There is an additional complicating factor: Buzzwords evolve more rapidly today.
New industry jargon has a predictable half life. Terms like ‘Collaboration’, ‘Talent Acquisition’, ‘Electronic Recruiting’, ‘Social Recruiting’, ‘Competency’, ‘Assessment’ and ‘Screening’ have very general meanings that continually enlarge. The more people who use the term, the less that it actually means. By the time a new discipline is at the top of mind, it’s almost meaningless.
Talent Management is like that. It can mean anything from ‘Succession Planning’ to ‘a comprehensive program to manage and optimize an organization’s Human Capital’. Every imaginable variation of Talent Management process is now a part of some vendor’s product roadmap.

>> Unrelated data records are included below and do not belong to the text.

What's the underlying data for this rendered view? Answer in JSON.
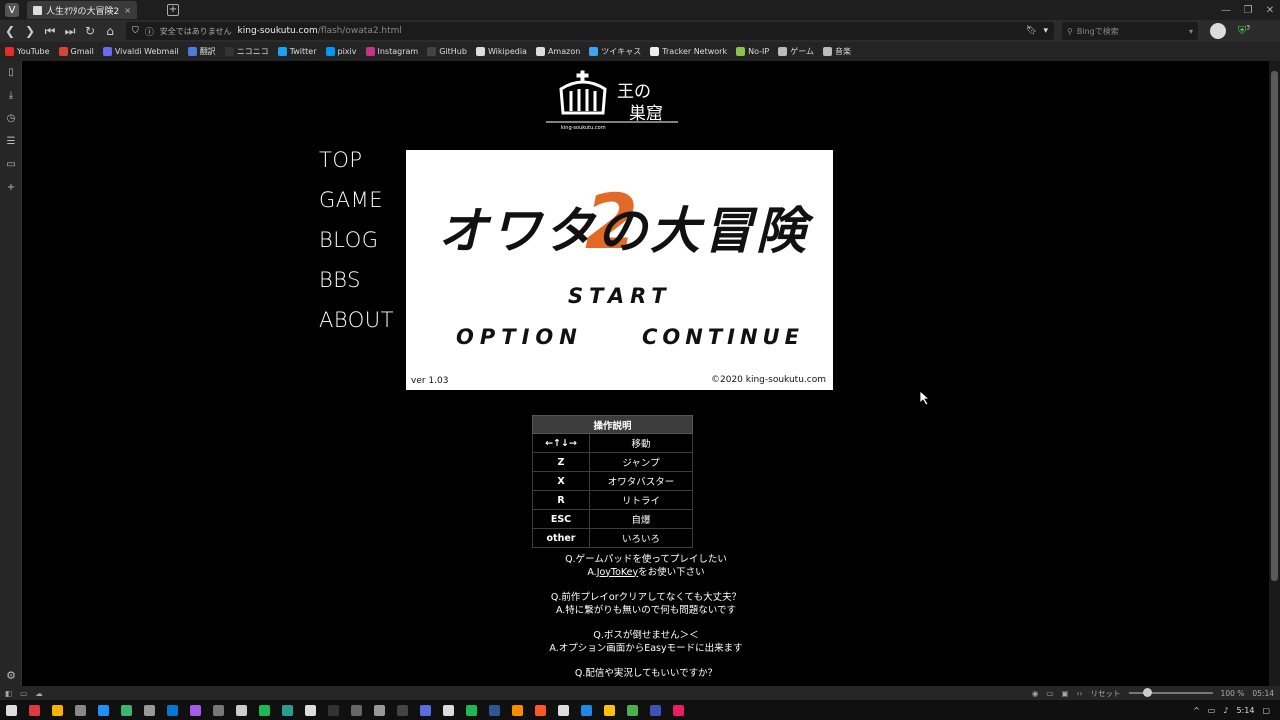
{
  "tab": {
    "title": "人生ｵﾜﾀの大冒険2",
    "close": "×",
    "new_tab": "+"
  },
  "window": {
    "minimize": "—",
    "maximize": "❐",
    "close": "✕"
  },
  "address": {
    "security_label": "安全ではありません",
    "url_host": "king-soukutu.com",
    "url_path": "/flash/owata2.html",
    "search_placeholder": "Bingで検索",
    "extension_badge": "3"
  },
  "bookmarks": [
    {
      "label": "YouTube",
      "color": "#e52d27"
    },
    {
      "label": "Gmail",
      "color": "#d44638"
    },
    {
      "label": "Vivaldi Webmail",
      "color": "#6a6af0"
    },
    {
      "label": "翻訳",
      "color": "#4a7de0"
    },
    {
      "label": "ニコニコ",
      "color": "#333333"
    },
    {
      "label": "Twitter",
      "color": "#1da1f2"
    },
    {
      "label": "pixiv",
      "color": "#0096fa"
    },
    {
      "label": "Instagram",
      "color": "#c13584"
    },
    {
      "label": "GitHub",
      "color": "#444444"
    },
    {
      "label": "Wikipedia",
      "color": "#dddddd"
    },
    {
      "label": "Amazon",
      "color": "#dddddd"
    },
    {
      "label": "ツイキャス",
      "color": "#3fa4f0"
    },
    {
      "label": "Tracker Network",
      "color": "#eeeeee"
    },
    {
      "label": "No-IP",
      "color": "#8bc34a"
    },
    {
      "label": "ゲーム",
      "color": "#bbbbbb"
    },
    {
      "label": "音楽",
      "color": "#bbbbbb"
    }
  ],
  "site": {
    "logo_text_top": "王の",
    "logo_text_bottom": "巣窟",
    "logo_domain": "king-soukutu.com",
    "nav": [
      "TOP",
      "GAME",
      "BLOG",
      "BBS",
      "ABOUT"
    ]
  },
  "game": {
    "title_text": "オワタの大冒険",
    "title_number": "2",
    "menu_start": "START",
    "menu_option": "OPTION",
    "menu_continue": "CONTINUE",
    "version": "ver 1.03",
    "copyright": "©2020  king-soukutu.com",
    "accent_color": "#e2611d"
  },
  "controls": {
    "header": "操作説明",
    "rows": [
      {
        "key": "←↑↓→",
        "action": "移動"
      },
      {
        "key": "Z",
        "action": "ジャンプ"
      },
      {
        "key": "X",
        "action": "オワタバスター"
      },
      {
        "key": "R",
        "action": "リトライ"
      },
      {
        "key": "ESC",
        "action": "自爆"
      },
      {
        "key": "other",
        "action": "いろいろ"
      }
    ]
  },
  "faq": [
    {
      "q": "Q.ゲームパッドを使ってプレイしたい",
      "a_pre": "A.",
      "a_link": "JoyToKey",
      "a_post": "をお使い下さい"
    },
    {
      "q": "Q.前作プレイorクリアしてなくても大丈夫？",
      "a_pre": "A.特に繋がりも無いので何も問題ないです",
      "a_link": "",
      "a_post": ""
    },
    {
      "q": "Q.ボスが倒せません＞＜",
      "a_pre": "A.オプション画面からEasyモードに出来ます",
      "a_link": "",
      "a_post": ""
    },
    {
      "q": "Q.配信や実況してもいいですか？",
      "a_pre": "",
      "a_link": "",
      "a_post": ""
    }
  ],
  "status": {
    "reset_label": "リセット",
    "zoom": "100 %",
    "time": "05:14"
  },
  "taskbar": {
    "clock": "5:14",
    "tray_arrow": "^"
  }
}
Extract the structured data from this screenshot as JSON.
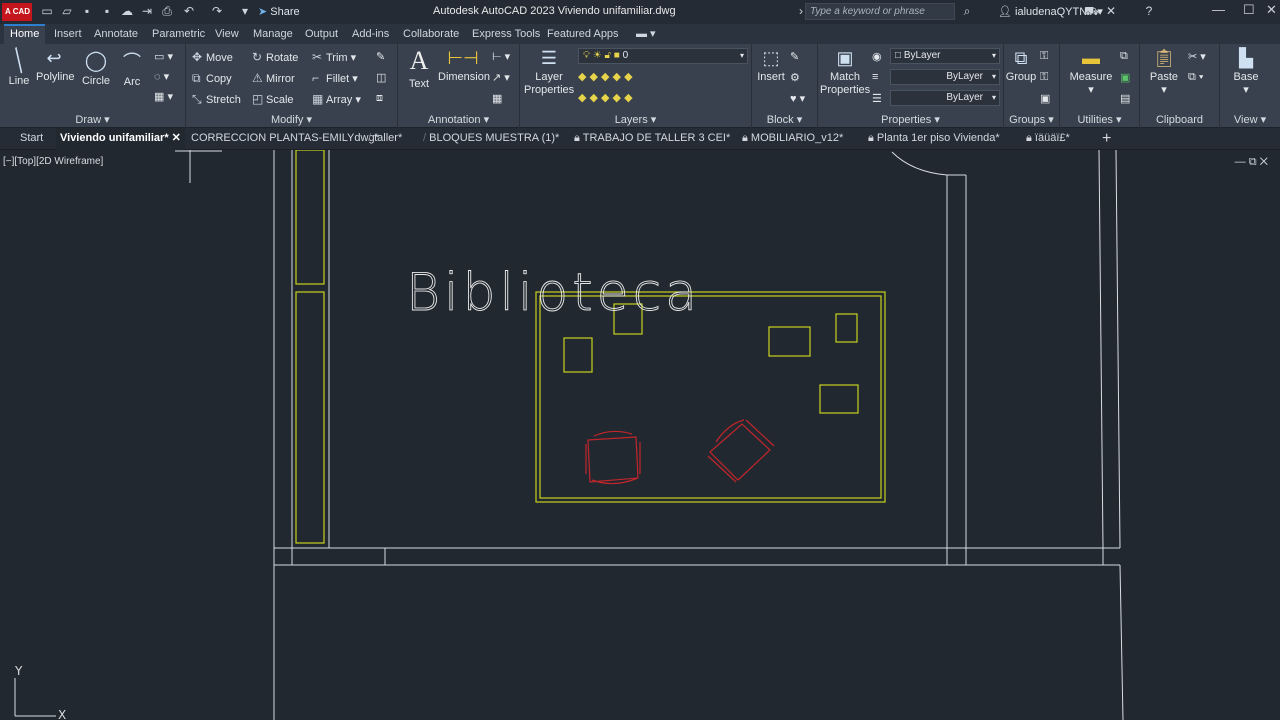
{
  "app": {
    "logo_text": "A CAD",
    "title": "Autodesk AutoCAD 2023   Viviendo unifamiliar.dwg",
    "share_label": "Share",
    "search_placeholder": "Type a keyword or phrase",
    "user": "ialudenaQYTNY"
  },
  "ribbon_tabs": [
    "Home",
    "Insert",
    "Annotate",
    "Parametric",
    "View",
    "Manage",
    "Output",
    "Add-ins",
    "Collaborate",
    "Express Tools",
    "Featured Apps"
  ],
  "panels": {
    "draw": {
      "label": "Draw",
      "tools": [
        "Line",
        "Polyline",
        "Circle",
        "Arc"
      ]
    },
    "modify": {
      "label": "Modify",
      "tools": [
        "Move",
        "Rotate",
        "Trim",
        "Copy",
        "Mirror",
        "Fillet",
        "Stretch",
        "Scale",
        "Array"
      ]
    },
    "annotation": {
      "label": "Annotation",
      "tools": [
        "Text",
        "Dimension"
      ]
    },
    "layers": {
      "label": "Layers",
      "tool": "Layer Properties",
      "current_layer": "0"
    },
    "block": {
      "label": "Block",
      "tool": "Insert"
    },
    "properties": {
      "label": "Properties",
      "tool": "Match Properties",
      "color": "ByLayer",
      "linetype": "ByLayer",
      "lineweight": "ByLayer"
    },
    "groups": {
      "label": "Groups",
      "tool": "Group"
    },
    "utilities": {
      "label": "Utilities",
      "tool": "Measure"
    },
    "clipboard": {
      "label": "Clipboard",
      "tool": "Paste"
    },
    "view": {
      "label": "View",
      "tool": "Base"
    }
  },
  "file_tabs": [
    "Start",
    "Viviendo unifamiliar*",
    "CORRECCION PLANTAS-EMILYdwg*",
    "taller*",
    "BLOQUES MUESTRA (1)*",
    "TRABAJO DE TALLER 3 CEI*",
    "MOBILIARIO_v12*",
    "Planta 1er piso Vivienda*",
    "ïäüäï£*"
  ],
  "viewport": {
    "label": "[−][Top][2D Wireframe]",
    "drawing_text": "Biblioteca",
    "ucs_y": "Y",
    "ucs_x": "X"
  },
  "colors": {
    "accent": "#2f7fd0",
    "furniture": "#c8d21e",
    "chairs": "#c0262b",
    "walls": "#d8dde2"
  }
}
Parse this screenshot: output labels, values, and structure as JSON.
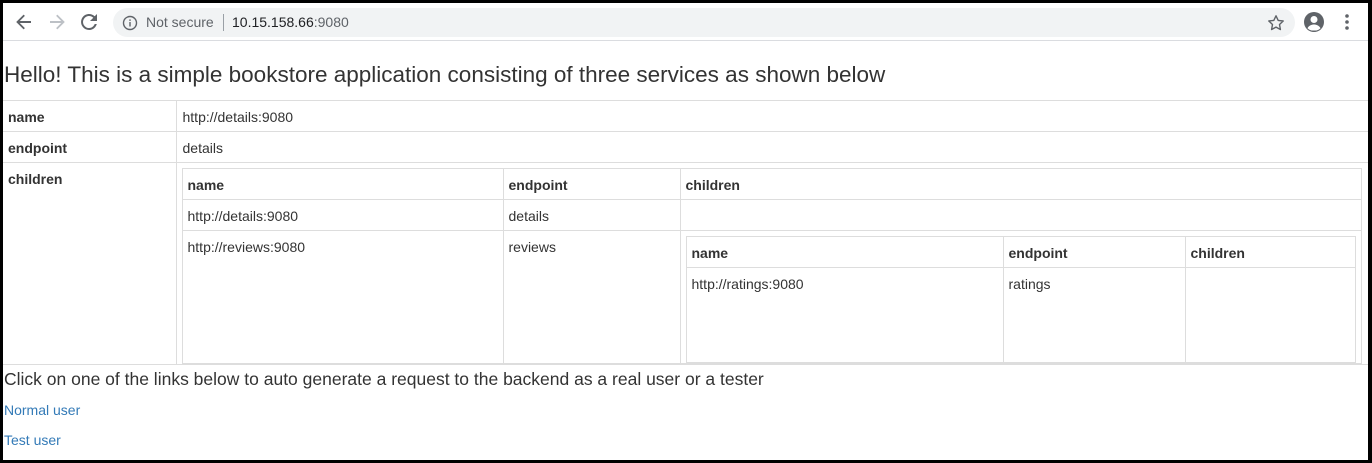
{
  "browser": {
    "security_label": "Not secure",
    "url_host": "10.15.158.66",
    "url_port": ":9080"
  },
  "page": {
    "heading": "Hello! This is a simple bookstore application consisting of three services as shown below",
    "top_table": {
      "name_key": "name",
      "name_value": "http://details:9080",
      "endpoint_key": "endpoint",
      "endpoint_value": "details",
      "children_key": "children"
    },
    "children_table": {
      "headers": [
        "name",
        "endpoint",
        "children"
      ],
      "rows": [
        {
          "name": "http://details:9080",
          "endpoint": "details"
        },
        {
          "name": "http://reviews:9080",
          "endpoint": "reviews"
        }
      ],
      "nested": {
        "headers": [
          "name",
          "endpoint",
          "children"
        ],
        "rows": [
          {
            "name": "http://ratings:9080",
            "endpoint": "ratings",
            "children": ""
          }
        ]
      }
    },
    "instructions": "Click on one of the links below to auto generate a request to the backend as a real user or a tester",
    "links": [
      "Normal user",
      "Test user"
    ]
  }
}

Social Media is the ultimate ‘What Have You Done For Me Lately’ universe. In the end, that’s its achilles heel. If you want to be recalled (when people visit search engines to learn about the topic), you have to publish regularly and prodigiously. This creates a flow of material that is simultaneously higher in volume and thinner in overall content. For the time being, if you want to understand what is going on, you have to continuously refresh your understanding. If you want to be seen as a thought leader, thought is less important than volume.
It’s unlikely that this situation will remain constant. But, it’s going to be with us for a while. Eventually, search engines will evolve to score content quality and relevance but it’s a ways off.
This list is a part of the Influence Project at HRExaminer. We are trying to measure and understand the meaning of influence in the contemporary HR community. The project includes automated measures of online influence and an interview based process (The Top 100).
In order to really quantify the dimensions of online influence, we measure three key variables:
- Reach: A measure of the audience size (number of eyeballs) for each individual. Traffic.
- Relevance: The degree to which content associated with the individual matches a cloud of keywords prepared for the analysis
- Resonance: The number of mentions, inbound links and participation found for each individual.
The process is amazing. Given a starter list of key words, we spider the web based on searches for those search terms. That massive pile of data is then sorted and sifted in Traackr’s analytic sandbox. Links, references, content, name duplication are all identified, assessed and reexamined. Ultimately, after a number of spider-analyze-spider iterations, the list starts to take shape.